Bu nedenle Allah’ın sevgisine erebilmenin tek yolu, peygamberi sevmek ve O’nun getirdiklerini gönülden benimseyip kabul etmektir.

Hz. Peygamber’i sevmek, her mümin için en gerekli taatlerden biridir. Enes b. Mâlik (radıyallahu anhu)dan rivayet edilen bir hadis-i şerifte Hz. Peygamber (sallallahu aleyhi vesellem) şöyle buyurmaktadır: “Sizden birinize ben, annesinden, babasından, çocuklarından ve bütün insanlardan daha sevimli olmadığım müddetçe tam iman etmiş olamaz.” (Buhârî, Müslim) Bu sevgi bir insanda gerçekleşmezse, o insan gerçek mümin olamaz.

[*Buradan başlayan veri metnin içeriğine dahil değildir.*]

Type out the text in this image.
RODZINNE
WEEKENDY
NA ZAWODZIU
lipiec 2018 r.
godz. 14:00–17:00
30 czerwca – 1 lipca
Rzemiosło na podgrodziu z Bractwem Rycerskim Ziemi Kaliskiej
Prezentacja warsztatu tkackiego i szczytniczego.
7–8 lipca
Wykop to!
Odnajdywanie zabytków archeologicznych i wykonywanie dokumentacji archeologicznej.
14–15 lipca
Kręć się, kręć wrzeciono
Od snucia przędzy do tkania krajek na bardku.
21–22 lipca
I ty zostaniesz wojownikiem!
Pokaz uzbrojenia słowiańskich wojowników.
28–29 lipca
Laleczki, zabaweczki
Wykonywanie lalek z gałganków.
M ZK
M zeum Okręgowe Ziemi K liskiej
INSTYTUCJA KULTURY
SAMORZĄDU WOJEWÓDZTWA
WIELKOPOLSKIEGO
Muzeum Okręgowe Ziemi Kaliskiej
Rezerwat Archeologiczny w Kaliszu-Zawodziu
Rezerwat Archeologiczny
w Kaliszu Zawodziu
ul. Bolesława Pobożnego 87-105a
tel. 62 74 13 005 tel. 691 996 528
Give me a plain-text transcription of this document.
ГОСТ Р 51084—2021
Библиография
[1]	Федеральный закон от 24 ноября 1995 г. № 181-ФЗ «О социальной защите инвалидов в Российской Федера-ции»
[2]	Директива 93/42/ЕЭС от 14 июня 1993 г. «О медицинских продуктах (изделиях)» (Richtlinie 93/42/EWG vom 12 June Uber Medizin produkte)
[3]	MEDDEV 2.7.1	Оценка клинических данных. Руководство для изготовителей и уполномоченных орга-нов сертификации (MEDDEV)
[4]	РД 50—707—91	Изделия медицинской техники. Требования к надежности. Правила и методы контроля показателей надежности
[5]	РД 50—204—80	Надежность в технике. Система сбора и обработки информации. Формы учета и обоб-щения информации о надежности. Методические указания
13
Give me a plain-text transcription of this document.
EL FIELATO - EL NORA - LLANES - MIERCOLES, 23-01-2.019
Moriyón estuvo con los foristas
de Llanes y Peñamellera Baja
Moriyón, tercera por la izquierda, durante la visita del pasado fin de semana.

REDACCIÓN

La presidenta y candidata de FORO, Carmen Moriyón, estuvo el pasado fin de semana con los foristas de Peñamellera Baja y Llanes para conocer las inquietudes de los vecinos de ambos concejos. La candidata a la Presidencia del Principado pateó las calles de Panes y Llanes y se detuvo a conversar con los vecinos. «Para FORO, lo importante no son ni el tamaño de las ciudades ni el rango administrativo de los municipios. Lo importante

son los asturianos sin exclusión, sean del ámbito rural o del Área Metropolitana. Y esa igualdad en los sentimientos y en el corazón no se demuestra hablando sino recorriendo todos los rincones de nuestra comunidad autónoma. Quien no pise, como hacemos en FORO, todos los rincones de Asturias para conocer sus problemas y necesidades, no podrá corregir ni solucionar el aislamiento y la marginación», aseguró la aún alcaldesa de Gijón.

Nitekim “Abdullah b. Hişâm, Hz. Ömer (ra)ın bir gün Hz. Peygamber (asv)e şöyle dediğini rivayet etmiştir: ‘Ey Allah’ın Resulü sen bana, nefsim hariç her şeyden daha fazla sevimlisin’ demiştir. Hz. Peygamber (sav) ise O’na: “Hayır ey Ömer, nefsim elinde olan Allah’a yemin olsun ki; sen beni nefsinden de daha fazla sevmedikçe gerçek iman etmiş olamazsın’ buyurmuştur. Hz. Ömer (ra) da O’na; ‘Vallâhi şimdi sen bana nefsimden de daha fazla sevimlisin’ dediğinde, Hz. Peygamber (sav); ‘Şimdi imanın kemâle ermiştir ey Ömer’ demiştir.” (Buhârî)

Tabii, her Müslüman Hz. Peygamber (sav)i sevdiğini söyler ama gerçekten seven bir müminde bulunması gereken bazı vasıflar vardır. Hz. Peygamber (sav)in sünnet-i seniyyesine uymak ve O’nun hayat tarzına hayatımızı uydurmamız, sahip olmamız gereken en önemli vasıflardır. Nitekim Allah-u Zülcelal bir ayet-i kerimede şöyle buyurmuştur: “And olsun ki Allah’ın Resulünde sizin için, Allah’a ve âhiret gününe kavuşmayı umanlar ve Allah’ı çok zikredenler için güzel bir örnek vardır.” (Ahzab; 21)

İmam Buhari'nin zikrettiği şekilde, Hz. Ebu Bekir (radıyallahu anh), kaza-i haceti anında bile Hz. Peygamber (sallallahu aleyhi vesellem)in hayali gözünün önünden gitmediği için, bu halden rahatsız olmuş, bu durumu büyük bir haya içerisinde Efendimize bildirdiği zaman, Hz. Peygamber (sallallahu aleyhi vesellem): "O ben değilim, bu benim hayalimdir" buyurmuş, bu halin sevgiden dolayı olduğunu beyan etmiştir.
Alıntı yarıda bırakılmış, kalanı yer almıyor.